Supermen seek solitude.
After all, being inundated by the needs and demands of ordinary people would be draining, even for a superhuman. So the pulp hero Doc Savage created his Fortress of Solitude — a huge, hidden, igloo-shaped dome in the arctic — as a retreat for research and meditation in the 1930s.
Almost a decade after Doc Savage’s magazine vanished from newsstands in 1949, Superman debuted his own Fortress of Solitude in The Super-Key to Fort Superman! (Action Comics 241, June 1958).
“One of the elements that surely came from (Superman editor Mort) Weisinger was Superman’s Fortress of Solitude,” observed Will Murray in TwoMorrows’ The Krypton Companion. “He had earlier cribbed the idea of a North Pole laboratory-hideaway for his Captain Future, and now with Doc Savage off the stands, cribbed it again.”
Superman’s hidden arctic refuge was a children’s clubhouse writ large, combining a science fictional research center, a super-museum and an interplanetary zoo.

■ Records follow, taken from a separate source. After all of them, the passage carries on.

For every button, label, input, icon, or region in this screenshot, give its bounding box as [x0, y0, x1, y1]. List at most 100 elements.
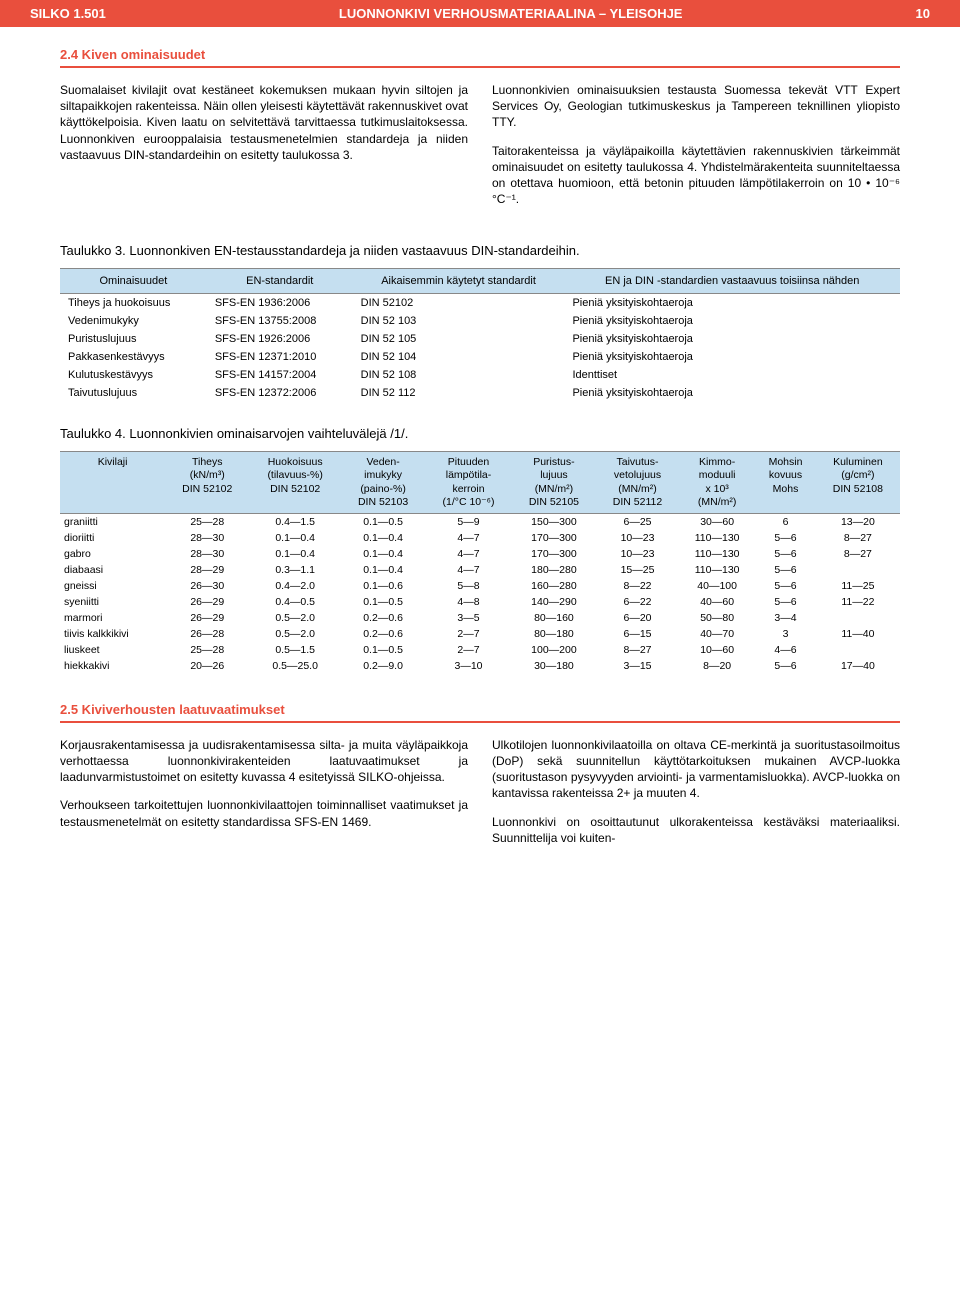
table-row: gabro28—300.1—0.40.1—0.44—7170—30010—231…: [60, 546, 900, 562]
table-cell: Pieniä yksityiskohtaeroja: [564, 312, 900, 330]
section-25-title: 2.5 Kiviverhousten laatuvaatimukset: [60, 702, 900, 717]
table-cell: 6—15: [596, 626, 679, 642]
table-cell: SFS-EN 1926:2006: [207, 330, 353, 348]
table-cell: DIN 52 104: [353, 348, 565, 366]
table-cell: 5—6: [755, 578, 816, 594]
table-cell: 0.1—0.6: [341, 578, 425, 594]
table-header-cell: Huokoisuus(tilavuus-%)DIN 52102: [249, 452, 341, 514]
table-cell: 3—5: [425, 610, 512, 626]
table-cell: 6—20: [596, 610, 679, 626]
table-cell: 170—300: [512, 546, 596, 562]
table-cell: 110—130: [679, 546, 755, 562]
table-cell: 3—15: [596, 658, 679, 674]
table-cell: 80—180: [512, 626, 596, 642]
table-cell: 0.5—1.5: [249, 642, 341, 658]
table-row: PakkasenkestävyysSFS-EN 12371:2010DIN 52…: [60, 348, 900, 366]
table-cell: Puristuslujuus: [60, 330, 207, 348]
table-cell: 8—27: [816, 546, 900, 562]
table-cell: 6—22: [596, 594, 679, 610]
table-header-cell: Veden-imukyky(paino-%)DIN 52103: [341, 452, 425, 514]
table-cell: diabaasi: [60, 562, 165, 578]
table-cell: 100—200: [512, 642, 596, 658]
table4: KivilajiTiheys(kN/m³)DIN 52102Huokoisuus…: [60, 451, 900, 674]
table-cell: 26—30: [165, 578, 249, 594]
section-25-body: Korjausrakentamisessa ja uudisrakentamis…: [60, 737, 900, 858]
table-cell: 0.3—1.1: [249, 562, 341, 578]
table-cell: Pieniä yksityiskohtaeroja: [564, 384, 900, 402]
table-cell: 40—60: [679, 594, 755, 610]
table-cell: Taivutuslujuus: [60, 384, 207, 402]
table-cell: 0.4—2.0: [249, 578, 341, 594]
table-cell: SFS-EN 12372:2006: [207, 384, 353, 402]
header-left: SILKO 1.501: [30, 6, 106, 21]
table-cell: 5—6: [755, 562, 816, 578]
table-cell: 6—25: [596, 513, 679, 530]
table-cell: 160—280: [512, 578, 596, 594]
table-cell: SFS-EN 13755:2008: [207, 312, 353, 330]
table-cell: Identtiset: [564, 366, 900, 384]
table-cell: 40—70: [679, 626, 755, 642]
table-cell: 28—29: [165, 562, 249, 578]
section-24-title: 2.4 Kiven ominaisuudet: [60, 47, 900, 62]
table-cell: Pieniä yksityiskohtaeroja: [564, 330, 900, 348]
s25-c2-p1: Ulkotilojen luonnonkivilaatoilla on olta…: [492, 737, 900, 802]
table-row: hiekkakivi20—260.5—25.00.2—9.03—1030—180…: [60, 658, 900, 674]
table-cell: 0.2—0.6: [341, 610, 425, 626]
table-cell: [816, 642, 900, 658]
table-cell: 0.2—0.6: [341, 626, 425, 642]
table-cell: 4—8: [425, 594, 512, 610]
table-header-cell: Puristus-lujuus(MN/m²)DIN 52105: [512, 452, 596, 514]
table-cell: 0.1—0.5: [341, 642, 425, 658]
table-cell: Pieniä yksityiskohtaeroja: [564, 294, 900, 313]
section-24-body: Suomalaiset kivilajit ovat kestäneet kok…: [60, 82, 900, 219]
table-cell: [816, 610, 900, 626]
table-cell: 110—130: [679, 530, 755, 546]
table-row: TaivutuslujuusSFS-EN 12372:2006DIN 52 11…: [60, 384, 900, 402]
table-cell: 2—7: [425, 642, 512, 658]
table-cell: 170—300: [512, 530, 596, 546]
table-header-cell: Tiheys(kN/m³)DIN 52102: [165, 452, 249, 514]
table-cell: 5—8: [425, 578, 512, 594]
table-cell: 150—300: [512, 513, 596, 530]
table-cell: 0.1—0.4: [249, 530, 341, 546]
section-rule-2: [60, 721, 900, 723]
table-cell: liuskeet: [60, 642, 165, 658]
table-row: Tiheys ja huokoisuusSFS-EN 1936:2006DIN …: [60, 294, 900, 313]
table-cell: 10—60: [679, 642, 755, 658]
table-row: liuskeet25—280.5—1.50.1—0.52—7100—2008—2…: [60, 642, 900, 658]
table-cell: graniitti: [60, 513, 165, 530]
table-cell: 0.4—0.5: [249, 594, 341, 610]
table-cell: DIN 52 103: [353, 312, 565, 330]
table-cell: 0.5—2.0: [249, 626, 341, 642]
t3-h0: Ominaisuudet: [60, 269, 207, 294]
table-cell: 17—40: [816, 658, 900, 674]
table-cell: 0.1—0.4: [341, 530, 425, 546]
table-row: PuristuslujuusSFS-EN 1926:2006DIN 52 105…: [60, 330, 900, 348]
table-cell: 28—30: [165, 546, 249, 562]
table-cell: 4—6: [755, 642, 816, 658]
table-header-cell: Kivilaji: [60, 452, 165, 514]
table-cell: 11—22: [816, 594, 900, 610]
table-cell: 26—29: [165, 594, 249, 610]
table3: Ominaisuudet EN-standardit Aikaisemmin k…: [60, 268, 900, 402]
table-cell: 8—22: [596, 578, 679, 594]
table-cell: 26—28: [165, 626, 249, 642]
table-cell: gabro: [60, 546, 165, 562]
header-center: LUONNONKIVI VERHOUSMATERIAALINA – YLEISO…: [339, 6, 683, 21]
table-cell: 0.5—2.0: [249, 610, 341, 626]
table3-caption: Taulukko 3. Luonnonkiven EN-testausstand…: [60, 243, 900, 258]
table-cell: 26—29: [165, 610, 249, 626]
table-cell: Kulutuskestävyys: [60, 366, 207, 384]
table-cell: 180—280: [512, 562, 596, 578]
table-cell: SFS-EN 1936:2006: [207, 294, 353, 313]
table-cell: hiekkakivi: [60, 658, 165, 674]
s25-c1-p1: Korjausrakentamisessa ja uudisrakentamis…: [60, 737, 468, 786]
table-cell: DIN 52 112: [353, 384, 565, 402]
table-cell: 0.1—0.4: [341, 562, 425, 578]
table-cell: 3—10: [425, 658, 512, 674]
section-rule: [60, 66, 900, 68]
table4-caption: Taulukko 4. Luonnonkivien ominaisarvojen…: [60, 426, 900, 441]
table-row: VedenimukykySFS-EN 13755:2008DIN 52 103P…: [60, 312, 900, 330]
table-cell: 25—28: [165, 513, 249, 530]
table-cell: 11—40: [816, 626, 900, 642]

But it had been anticipated by a somewhat different super-sanctum sanctorum in a story penned more than a decade before by Superman co-creator Jerry Siegel (Muscles for Sale, Superman 17, July-August 1942).
The “Secret Citadel” Superman pounded into a mountain had an S insignia above a doorway set in a steep cliffside on the outskirts of Metropolis. In addition to a super-gym, the retreat also included its own trophy room.
“An old ray gun Luthor tried to annoy me with,” noted Superman, inventorying his mementos. “Righab Bey’s turban… A poster advertising my appearance with Jordan’s Circus… Part of a broken ax Pedro attacked me with… A blanket given me by Wacouches, boy chief of the Chirroba tribe… Count Bergac’s monocle… The Archer’s arrow.”
The Secret Citadel was recalled in a feature in Superman 187 (June 1966), an 80-page giant devoted to the Fortress of Solitude.
Then or now, Superman has always required a distant refuge where he can get away from it all.
After all, the word “loneliness” does have two Ls.
Mark Engblom wrote:
ReplyDeleteThis sequence of the Secret Citadel’s creation is do special to me, since Superman #187 is literally the first superhero comic book I encountered as a pre-schooler. It stuck out from the stack of Disney comics my grandparents had for us grandkids to read, and I always loved reading it. Of course, I have my own copy now, and it’s still one of my most treasured possessions. Who could resist becoming an instant lifelong fan of superhero comics after seeing a cover like this?
Mark Engblom wrote:
ReplyDeleteAs for the Fortress concept itself, there IS. a version of it that falls between the Secret Citadel and the version that made its debut in Action #241. The term "Fortress of Solitude" and an Arctic location are mentioned for the first time in Superman #58 (1949), which depicts a castle-like structure encased in ice...looking more like Santa's North Pole workshop than the Fortress we're all familiar with.
I ran across that oddly understated debut of the polar Fortress. Of course, Doc Savage was still being published in 1949. I wonder if that was why they underplayed it.